Tratando nuevamente de evitar las multitudes
que pasaban por el valle de Cedrón de ida y de vuelta entre el parque de
Getsemaní y Jerusalén, Jesús y los doce caminaron por la cresta
occidental del Monte de los Olivos para tomar el camino que conducía de
Betania a la ciudad. Al acercarse al lugar en el que Jesús se había
detenido la noche anterior para hablar de la destrucción de Jerusalén,
pausaron inconscientemente, permaneciendo allí de pie, callados
contemplando la ciudad. Como tenían tiempo, y puesto que Jesús no quería
pasar por la ciudad antes de la caída del sol, él dijo a sus asociados:
«Sentaos y descansad mientras yo os hablo
de lo que pronto ha de ocurrir. Todos estos años yo he vivido con
vosotros como hermanos, os he enseñado la verdad sobre el reino del
cielo y os he revelado los misterios del mismo. Mi padre ha hecho en
verdad muchas obras maravillosas en relación con mi misión en la tierra.
Habéis sido testigos de todo esto y habéis compartido la experiencia de
laborar juntos con Dios. Y vosotros atestiguaréis que os vengo
advirtiendo de que dentro de poco debo retornar a la obra que el Padre
me ha dado para hacer; os he dicho claramente que debo dejaros en el
mundo para continuar la obra del reino. Para este propósito os escogí en
las colinas de Capernaum. La experiencia que habéis tenido conmigo,
debéis prepararos ahora para compartirla con otros. Así como el Padre me
envió a este mundo, ahora os enviaré a vosotros para que me
representéis y terminéis la obra que he comenzado.
«Vosotros bajáis la mirada sobre esta
ciudad con congoja, porque habéis oído mis palabras que os describieron
el fin de Jerusalén. Os lo he advertido para que no perezcáis en su
destrucción, postergando así la proclamación del evangelio del reino.
Del mismo modo os advierto que os cuidéis para no exponeros sin
necesidad al peligro cuando vengan a llevarse al Hijo del Hombre. Debo
irme, pero vosotros debéis quedaros para dar testimonio de este
evangelio cuando yo haya partido, aun como le advertí a Lázaro que
huyera de la ira del hombre para vivir y hacer conocer así la gloria de
Dios. Si es voluntad del Padre que yo parta, nada de lo que vosotros
podáis hacer cambiará el plan divino. Cuidaos, para no os maten a
vosotros también. Que vuestras almas sean valientes en defensa del
evangelio por el poder del espíritu, pero no os confundáis en un intento
necio de defender al Hijo del Hombre. No necesito defensa alguna de la
mano del hombre; los ejércitos del cielo están aun en este momento junto
a mí; pero estoy decidido a hacer la voluntad de mi Padre, y por
consiguiente debemos someternos a lo que está por ocurrirnos.

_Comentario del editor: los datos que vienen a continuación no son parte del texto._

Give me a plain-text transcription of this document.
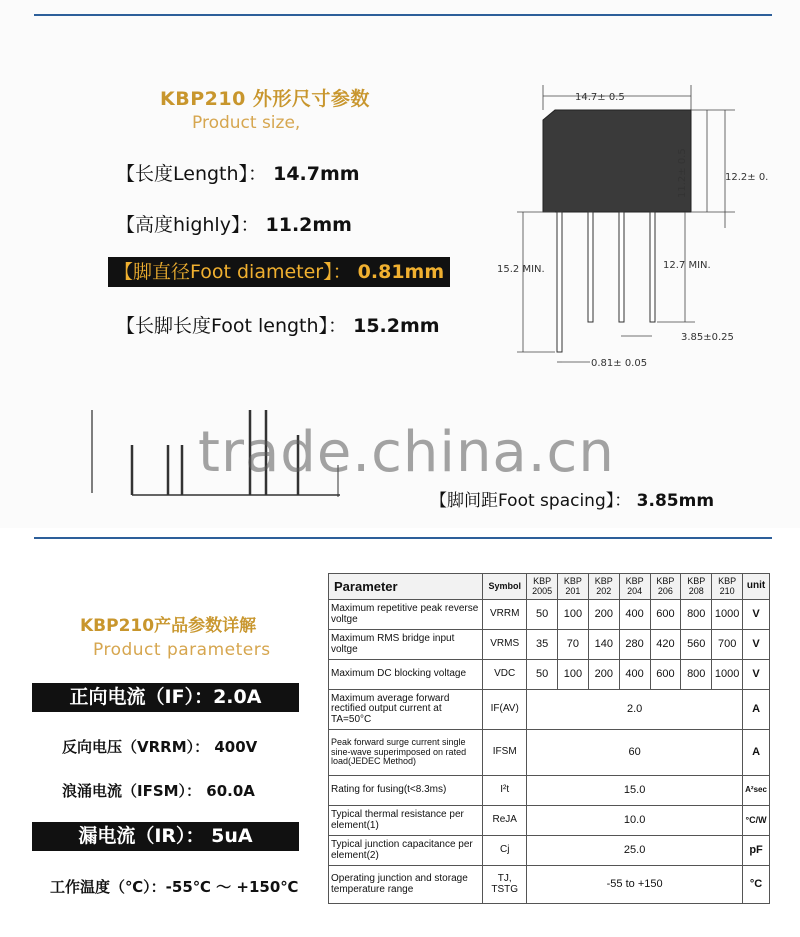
KBP210 外形尺寸参数
Product size,
【长度Length】： 14.7mm
【高度highly】： 11.2mm
【脚直径Foot diameter】： 0.81mm
【长脚长度Foot length】： 15.2mm
14.7± 0.5
11.2± 0.5	12.2± 0.
15.2 MIN.	12.7 MIN.
3.85±0.25
0.81± 0.05
【脚间距Foot spacing】： 3.85mm
trade.china.cn
KBP210产品参数详解
Product parameters
正向电流（IF）：2.0A
反向电压（VRRM）： 400V
浪涌电流（IFSM）： 60.0A
漏电流（IR）： 5uA
工作温度（℃）：-55℃ ～ +150℃
Parameter	Symbol	KBP 2005	KBP 201	KBP 202	KBP 204	KBP 206	KBP 208	KBP 210	unit
Maximum repetitive peak reverse voltge	VRRM	50	100	200	400	600	800	1000	V
Maximum RMS bridge input voltge	VRMS	35	70	140	280	420	560	700	V
Maximum DC blocking voltage	VDC	50	100	200	400	600	800	1000	V
Maximum average forward rectified output current at TA=50°C	IF(AV)	2.0							A
Peak forward surge current single sine-wave superimposed on rated load(JEDEC Method)	IFSM	60							A
Rating for fusing(t<8.3ms)	I²t	15.0							A²sec
Typical thermal resistance per element(1)	ReJA	10.0							°C/W
Typical junction capacitance per element(2)	Cj	25.0							pF
Operating junction and storage temperature range	TJ, TSTG	-55 to +150							°C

«Cuando veáis esta ciudad destruida, no os
olvidéis que ya habéis entrado en la vida eterna del servicio eterno en
el reino del cielo en constante avance, aun del cielo de los cielos.
Debéis saber que en el universo de mi Padre y en el mío hay muchas
moradas, y que allí espera a los hijos de la luz la revelación de
ciudades cuyo constructor es Dios y de mundos cuyas
costumbres de vida son la rectitud y la felicidad en la verdad. Os he
traído el reino del cielo a la tierra, pero os declaro, que todos
vosotros que por la fe entráis allí y permanecéis allí por el servicio
vivo de la verdad, con certeza ascenderéis a los mundos en lo alto y os
sentaréis conmigo en el reino espiritual de nuestro Padre. Pero primero
debéis prepararos y completar la obra que habéis comenzado conmigo.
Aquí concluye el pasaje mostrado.